According to Ann Brown, "A lot of people say that they don’t have enough discipline to work from home. I don’t really think it has anything to do with that. It comes down to a simple fact: if I don’t work, I don’t make money. And I like making money. I think the only obstacle people would have as a VA is not having the drive to succeed. You can’t go into this with the mindset of “Well, I’ll try it for 6 months, and if it doesn’t work out, I’ll get a real job.” When I started, I said to myself, “Whatever I have to do to make it work, I am going to do it.” That is the difference between success as a VA and failure, in my opinion."
Online resources for Help Starting a Home Based Business
- Virtual Admins Plus | Virtual Assistant, Marketing, and Social Media Services
Free e-course available titled, "Working with a Virtual Assistant."
- Starting a Virtual Assistant Business | Entrepreneur.com
How to start your online business being a virtual assistant.

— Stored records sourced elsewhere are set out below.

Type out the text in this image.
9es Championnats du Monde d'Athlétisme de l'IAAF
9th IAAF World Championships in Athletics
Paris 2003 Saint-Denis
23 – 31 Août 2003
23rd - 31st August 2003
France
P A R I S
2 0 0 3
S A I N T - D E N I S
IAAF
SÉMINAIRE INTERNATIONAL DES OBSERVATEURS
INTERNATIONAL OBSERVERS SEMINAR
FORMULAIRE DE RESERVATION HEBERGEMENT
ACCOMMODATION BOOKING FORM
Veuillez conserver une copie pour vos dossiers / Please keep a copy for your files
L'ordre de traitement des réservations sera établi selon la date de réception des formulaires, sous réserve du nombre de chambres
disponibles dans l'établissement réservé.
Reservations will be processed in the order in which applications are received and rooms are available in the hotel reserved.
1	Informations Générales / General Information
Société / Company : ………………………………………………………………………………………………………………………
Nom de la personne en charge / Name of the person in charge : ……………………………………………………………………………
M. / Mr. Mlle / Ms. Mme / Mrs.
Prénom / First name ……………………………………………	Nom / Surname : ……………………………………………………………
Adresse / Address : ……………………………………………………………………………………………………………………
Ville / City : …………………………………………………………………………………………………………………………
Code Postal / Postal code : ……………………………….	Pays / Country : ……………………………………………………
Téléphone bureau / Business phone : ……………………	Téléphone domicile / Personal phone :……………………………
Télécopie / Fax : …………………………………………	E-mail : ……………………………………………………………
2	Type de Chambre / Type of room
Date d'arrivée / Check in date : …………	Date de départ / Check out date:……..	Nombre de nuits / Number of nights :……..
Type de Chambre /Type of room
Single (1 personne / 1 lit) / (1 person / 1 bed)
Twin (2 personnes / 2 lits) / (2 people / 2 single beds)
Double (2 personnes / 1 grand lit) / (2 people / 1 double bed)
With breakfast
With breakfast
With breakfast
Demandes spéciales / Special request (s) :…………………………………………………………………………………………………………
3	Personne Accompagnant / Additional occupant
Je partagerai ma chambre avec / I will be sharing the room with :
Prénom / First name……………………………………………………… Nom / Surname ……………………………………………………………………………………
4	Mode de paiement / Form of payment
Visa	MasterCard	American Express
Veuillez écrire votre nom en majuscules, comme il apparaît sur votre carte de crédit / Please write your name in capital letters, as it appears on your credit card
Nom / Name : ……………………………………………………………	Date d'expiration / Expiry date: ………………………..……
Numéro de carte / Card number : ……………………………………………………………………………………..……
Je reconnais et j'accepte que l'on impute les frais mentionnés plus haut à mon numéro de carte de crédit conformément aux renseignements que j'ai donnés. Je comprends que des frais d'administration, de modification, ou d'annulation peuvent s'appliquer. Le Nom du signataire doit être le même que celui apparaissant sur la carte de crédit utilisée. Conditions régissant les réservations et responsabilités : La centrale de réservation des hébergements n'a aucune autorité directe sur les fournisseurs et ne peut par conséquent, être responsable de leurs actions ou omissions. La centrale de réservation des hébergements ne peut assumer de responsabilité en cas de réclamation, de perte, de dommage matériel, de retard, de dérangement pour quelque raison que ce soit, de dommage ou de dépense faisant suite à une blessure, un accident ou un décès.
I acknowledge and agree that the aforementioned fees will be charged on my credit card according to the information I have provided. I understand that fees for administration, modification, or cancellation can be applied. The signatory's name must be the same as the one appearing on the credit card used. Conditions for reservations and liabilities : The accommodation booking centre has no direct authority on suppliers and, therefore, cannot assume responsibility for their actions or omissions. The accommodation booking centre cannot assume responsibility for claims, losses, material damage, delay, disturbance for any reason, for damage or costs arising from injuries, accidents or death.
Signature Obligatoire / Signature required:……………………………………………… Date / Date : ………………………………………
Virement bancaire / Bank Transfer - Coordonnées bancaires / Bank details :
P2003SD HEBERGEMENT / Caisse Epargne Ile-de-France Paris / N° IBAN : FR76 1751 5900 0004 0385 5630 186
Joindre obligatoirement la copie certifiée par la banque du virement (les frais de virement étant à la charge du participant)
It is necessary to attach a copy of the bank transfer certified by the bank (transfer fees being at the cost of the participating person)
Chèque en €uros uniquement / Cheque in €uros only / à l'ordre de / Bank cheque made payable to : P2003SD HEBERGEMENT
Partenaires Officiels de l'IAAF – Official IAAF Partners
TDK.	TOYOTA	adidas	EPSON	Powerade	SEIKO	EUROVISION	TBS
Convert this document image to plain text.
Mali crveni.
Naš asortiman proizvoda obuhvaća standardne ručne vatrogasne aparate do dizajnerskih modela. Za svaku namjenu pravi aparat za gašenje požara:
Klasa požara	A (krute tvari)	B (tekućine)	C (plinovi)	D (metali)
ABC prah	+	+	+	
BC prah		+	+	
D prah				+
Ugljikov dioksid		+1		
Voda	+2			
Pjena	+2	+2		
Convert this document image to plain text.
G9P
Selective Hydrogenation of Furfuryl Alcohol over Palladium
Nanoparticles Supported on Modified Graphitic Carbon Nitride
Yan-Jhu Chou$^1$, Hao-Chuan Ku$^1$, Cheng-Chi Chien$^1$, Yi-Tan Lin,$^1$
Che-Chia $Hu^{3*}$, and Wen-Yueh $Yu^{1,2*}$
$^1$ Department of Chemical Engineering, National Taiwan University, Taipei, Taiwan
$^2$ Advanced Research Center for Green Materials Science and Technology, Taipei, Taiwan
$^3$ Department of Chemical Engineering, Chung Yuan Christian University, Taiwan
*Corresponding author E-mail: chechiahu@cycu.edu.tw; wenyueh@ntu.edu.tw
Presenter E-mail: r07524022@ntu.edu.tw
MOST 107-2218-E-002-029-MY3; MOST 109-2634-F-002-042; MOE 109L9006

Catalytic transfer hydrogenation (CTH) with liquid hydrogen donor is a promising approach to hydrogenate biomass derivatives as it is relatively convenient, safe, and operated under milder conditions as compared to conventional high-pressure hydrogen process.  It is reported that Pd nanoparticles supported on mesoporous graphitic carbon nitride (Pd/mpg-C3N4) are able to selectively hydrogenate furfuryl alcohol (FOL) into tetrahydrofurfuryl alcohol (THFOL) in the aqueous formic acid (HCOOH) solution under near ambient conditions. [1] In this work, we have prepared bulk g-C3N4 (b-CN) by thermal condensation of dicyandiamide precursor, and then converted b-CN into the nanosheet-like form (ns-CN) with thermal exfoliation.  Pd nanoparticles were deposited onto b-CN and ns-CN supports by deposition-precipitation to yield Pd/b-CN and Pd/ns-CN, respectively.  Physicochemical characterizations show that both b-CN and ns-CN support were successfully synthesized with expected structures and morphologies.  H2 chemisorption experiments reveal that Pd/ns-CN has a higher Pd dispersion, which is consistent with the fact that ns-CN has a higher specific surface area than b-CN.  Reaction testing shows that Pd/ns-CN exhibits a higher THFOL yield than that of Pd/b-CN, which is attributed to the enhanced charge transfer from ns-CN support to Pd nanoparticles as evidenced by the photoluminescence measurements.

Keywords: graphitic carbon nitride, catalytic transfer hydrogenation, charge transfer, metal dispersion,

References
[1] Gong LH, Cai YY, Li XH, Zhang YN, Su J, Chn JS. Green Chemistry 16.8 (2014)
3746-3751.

- IVAA - International Virtual Assistants Association
Advice for Anyone Who Wants to Become a Virtual Assistant
Ann Brown believes that having a direction for your VA business is key to success. Direction coupled with passion, drive and determination are all factors in the success of a new VA business venture.
In her own words, "Decide why you want to become a virtual assistant. This is important because it will give you the motivation to succeed. That is the first step. Second, figure out what your strengths are and what you like to do, and build your business around that. Finally, know that you will have to do a lot of legwork when you’re starting. When I began, I made 50-100 phone calls a day to local real estate agents to get maybe 2-3 appointments a week. I don’t have to do that now, but you can’t be afraid of a lot of work in the beginning until you build up your client base."